The two nodes in the linear layer are labelled \(u\) and \(v\). The two Sigmoid nodes are labelled \(\sigma(u)\) and \(\sigma(v)\) respectively. \(X\) is the input and \(R\) is the network’s prediction for \(y\). The equations for the Sigmoid activation layer and the network follow.

Sigmoid

$$ \sigma(x) = \frac{1}{1 + e^{-x}} $$

The Network

$$ R = w_3 * \sigma(w_1 * x + b_1) + w4 * \sigma(w_2 * x + b_2) + b_3 $$

\(\mathcal{L}\) is the loss for a given \(x\) & \(y\) and the network’s estimate of \(y\), i.e. \(R\).

Forward Propagation

Here’s the above image, showing the weights, biases and inputs for the forward pass on the network. I am too lazy to try and create an image showing the results. So, textual equations it will be. (I expect that will be true for backward propagation as well.)

image of simple network showing inputs, biases and weights to be used when executing forward propagation
$$ u = X * w_1 + b_1 = 1 * 1 + 2 = 3 $$ $$ v = X * w_2 + b_2 = 1 * -1 + 3 = 2 $$

$$ \sigma(u) = \frac{1}{1 + e^{-u}} = \frac{1}{1 + e^{-3}} = 0.95257412682243 $$

$$ \sigma(v) = \frac{1}{1 + e^{-v}} = \frac{1}{1 + e^{-2}} = 0.88079707797788 $$

$$ R = w_3 * \sigma(u) + w_4 * \sigma(v) + b_3 \\\space\space\space\space = 2 * 0.95257412682243 + 3 * 0.88079707797788 + 4 \\ = 8.5475394875785 $$

$$ \mathcal{L} = \frac{1}{n}\displaystyle\sum_{i=1}^n(y_i - R_i)^2 \\ = (5 - 8.5475394875785)^2 = -3.5475394875785^2 \\ = 12.585036415928725 $$

Some rather large numbers. Guess my biases and weights weren’t particularly good selections. But, I wanted to keep the arithmetic fairly simple.

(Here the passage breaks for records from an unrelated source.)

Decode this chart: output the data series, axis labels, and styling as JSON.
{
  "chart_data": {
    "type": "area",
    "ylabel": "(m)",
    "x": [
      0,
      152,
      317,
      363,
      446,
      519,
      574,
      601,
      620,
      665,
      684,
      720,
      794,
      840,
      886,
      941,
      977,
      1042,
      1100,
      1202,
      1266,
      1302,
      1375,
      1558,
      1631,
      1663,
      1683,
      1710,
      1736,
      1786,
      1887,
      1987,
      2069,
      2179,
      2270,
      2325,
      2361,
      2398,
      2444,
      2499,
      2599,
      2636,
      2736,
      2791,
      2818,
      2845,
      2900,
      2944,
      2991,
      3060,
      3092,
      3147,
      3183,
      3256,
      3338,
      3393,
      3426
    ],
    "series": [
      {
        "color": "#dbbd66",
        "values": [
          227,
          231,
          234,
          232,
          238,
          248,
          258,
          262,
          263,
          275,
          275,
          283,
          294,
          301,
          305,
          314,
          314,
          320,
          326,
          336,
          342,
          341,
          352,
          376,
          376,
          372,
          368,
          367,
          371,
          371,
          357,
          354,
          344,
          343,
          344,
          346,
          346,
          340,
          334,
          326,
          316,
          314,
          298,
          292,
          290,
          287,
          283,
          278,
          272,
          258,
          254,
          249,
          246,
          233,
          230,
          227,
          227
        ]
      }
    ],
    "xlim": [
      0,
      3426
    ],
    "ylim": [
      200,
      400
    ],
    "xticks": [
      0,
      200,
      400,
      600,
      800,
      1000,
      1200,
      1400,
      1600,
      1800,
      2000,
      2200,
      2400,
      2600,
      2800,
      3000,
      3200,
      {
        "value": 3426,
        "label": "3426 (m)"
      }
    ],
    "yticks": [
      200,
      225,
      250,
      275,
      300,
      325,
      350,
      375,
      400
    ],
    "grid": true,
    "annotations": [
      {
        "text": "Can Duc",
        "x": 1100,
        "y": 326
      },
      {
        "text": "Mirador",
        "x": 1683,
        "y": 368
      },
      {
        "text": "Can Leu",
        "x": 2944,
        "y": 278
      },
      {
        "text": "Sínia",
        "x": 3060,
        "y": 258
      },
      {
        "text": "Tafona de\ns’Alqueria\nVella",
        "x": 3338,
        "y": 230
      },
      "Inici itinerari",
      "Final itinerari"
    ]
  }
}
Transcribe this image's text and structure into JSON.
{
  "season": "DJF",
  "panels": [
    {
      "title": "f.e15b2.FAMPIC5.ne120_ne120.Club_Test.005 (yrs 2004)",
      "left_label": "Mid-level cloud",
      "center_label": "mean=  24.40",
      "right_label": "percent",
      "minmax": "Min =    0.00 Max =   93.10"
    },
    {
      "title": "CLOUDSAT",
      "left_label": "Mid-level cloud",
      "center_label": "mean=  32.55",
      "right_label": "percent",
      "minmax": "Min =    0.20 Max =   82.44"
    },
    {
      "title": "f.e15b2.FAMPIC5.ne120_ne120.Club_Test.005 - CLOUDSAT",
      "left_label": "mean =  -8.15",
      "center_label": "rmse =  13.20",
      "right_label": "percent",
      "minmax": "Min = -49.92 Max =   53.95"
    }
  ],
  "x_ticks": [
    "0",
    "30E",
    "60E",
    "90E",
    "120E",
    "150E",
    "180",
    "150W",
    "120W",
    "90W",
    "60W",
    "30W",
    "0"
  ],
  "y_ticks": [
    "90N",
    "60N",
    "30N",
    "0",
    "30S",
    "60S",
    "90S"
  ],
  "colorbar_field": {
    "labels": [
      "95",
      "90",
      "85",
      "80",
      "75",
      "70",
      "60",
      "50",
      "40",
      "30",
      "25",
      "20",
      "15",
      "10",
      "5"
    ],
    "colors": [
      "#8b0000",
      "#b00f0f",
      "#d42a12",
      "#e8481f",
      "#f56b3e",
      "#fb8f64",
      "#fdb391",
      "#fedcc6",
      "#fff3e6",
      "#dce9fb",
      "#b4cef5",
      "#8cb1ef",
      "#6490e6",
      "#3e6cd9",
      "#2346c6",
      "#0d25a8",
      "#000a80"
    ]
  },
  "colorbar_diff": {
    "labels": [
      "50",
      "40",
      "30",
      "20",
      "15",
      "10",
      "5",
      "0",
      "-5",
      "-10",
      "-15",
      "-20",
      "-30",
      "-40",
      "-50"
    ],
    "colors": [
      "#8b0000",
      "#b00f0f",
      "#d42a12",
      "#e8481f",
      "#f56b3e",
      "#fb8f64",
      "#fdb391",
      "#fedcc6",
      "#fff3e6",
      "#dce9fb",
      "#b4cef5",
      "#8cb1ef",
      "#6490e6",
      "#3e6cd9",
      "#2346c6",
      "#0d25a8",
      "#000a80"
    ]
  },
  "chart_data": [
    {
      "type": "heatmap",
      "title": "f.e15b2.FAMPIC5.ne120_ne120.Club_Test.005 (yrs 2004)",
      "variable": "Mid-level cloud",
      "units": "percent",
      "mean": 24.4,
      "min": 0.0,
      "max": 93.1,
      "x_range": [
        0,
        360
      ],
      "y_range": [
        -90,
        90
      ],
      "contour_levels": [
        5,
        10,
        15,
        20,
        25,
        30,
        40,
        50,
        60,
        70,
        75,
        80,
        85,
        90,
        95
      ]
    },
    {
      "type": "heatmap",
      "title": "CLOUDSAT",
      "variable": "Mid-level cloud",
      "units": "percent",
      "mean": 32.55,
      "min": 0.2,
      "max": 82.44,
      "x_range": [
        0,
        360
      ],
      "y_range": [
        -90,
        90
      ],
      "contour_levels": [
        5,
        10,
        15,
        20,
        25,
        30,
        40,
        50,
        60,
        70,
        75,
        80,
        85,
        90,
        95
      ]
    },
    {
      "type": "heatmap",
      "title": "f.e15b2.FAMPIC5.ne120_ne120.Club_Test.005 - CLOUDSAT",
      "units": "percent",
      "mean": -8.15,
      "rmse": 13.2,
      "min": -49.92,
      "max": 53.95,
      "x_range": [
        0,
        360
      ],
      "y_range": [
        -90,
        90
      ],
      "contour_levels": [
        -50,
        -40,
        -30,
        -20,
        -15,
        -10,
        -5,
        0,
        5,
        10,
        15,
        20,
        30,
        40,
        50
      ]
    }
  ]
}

Well, except for the sigmoid function.

Backward Progagation

Okay, on to the meat of the matter. This time we will be calculating the gradients with respect to the loss. As I understand it, the whole idea behind training a neural network is to minimize the loss.

Before we get working on this, thought I’d like to show you the derivative of the Sigmoid function. No, I didn’t work it out myself.

$$ \frac{\partial}{\partial x}\sigma(x) = \sigma(x) * (1 - \sigma(x)) $$

Note: I will be rounding the forward propagation values (to 4 decimal places) for the following.

Okay, let’s start with the partial derivatives for the parameters connected to the ouput node. I.E. \(R\), \(b_3\), \(w_3\) and \(w_4\).

$$ \frac{\partial \mathcal{L}}{\partial R} = -\frac{2}{n}\displaystyle\sum_{i=1}^n(y_i - R_i) = -2 * (5 - 8.5475) = 7.095 $$

$$ \frac{\partial \mathcal{L}}{\partial b_3} = \frac{\partial \mathcal{L}}{\partial R} * \frac{\partial R}{\partial b_3} = 7.095 * 1 = 7.095 $$

$$ \frac{\partial \mathcal{L}}{\partial w_3} = \frac{\partial \mathcal{L}}{\partial R} * \frac{\partial R}{\partial w_3} = 7.095 * \sigma(u) = 7.095 * 0.9526 = 6.7587 $$

$$ \frac{\partial \mathcal{L}}{\partial w_4} = \frac{\partial \mathcal{L}}{\partial R} * \frac{\partial R}{\partial w_4} = 7.095 * \sigma(v) = 7.095 * 0.8808 = 6.2493 $$

And continuing backward, though the activation layer does not have any network parameters, it is involved in producing the derivatives for the preceding nodes.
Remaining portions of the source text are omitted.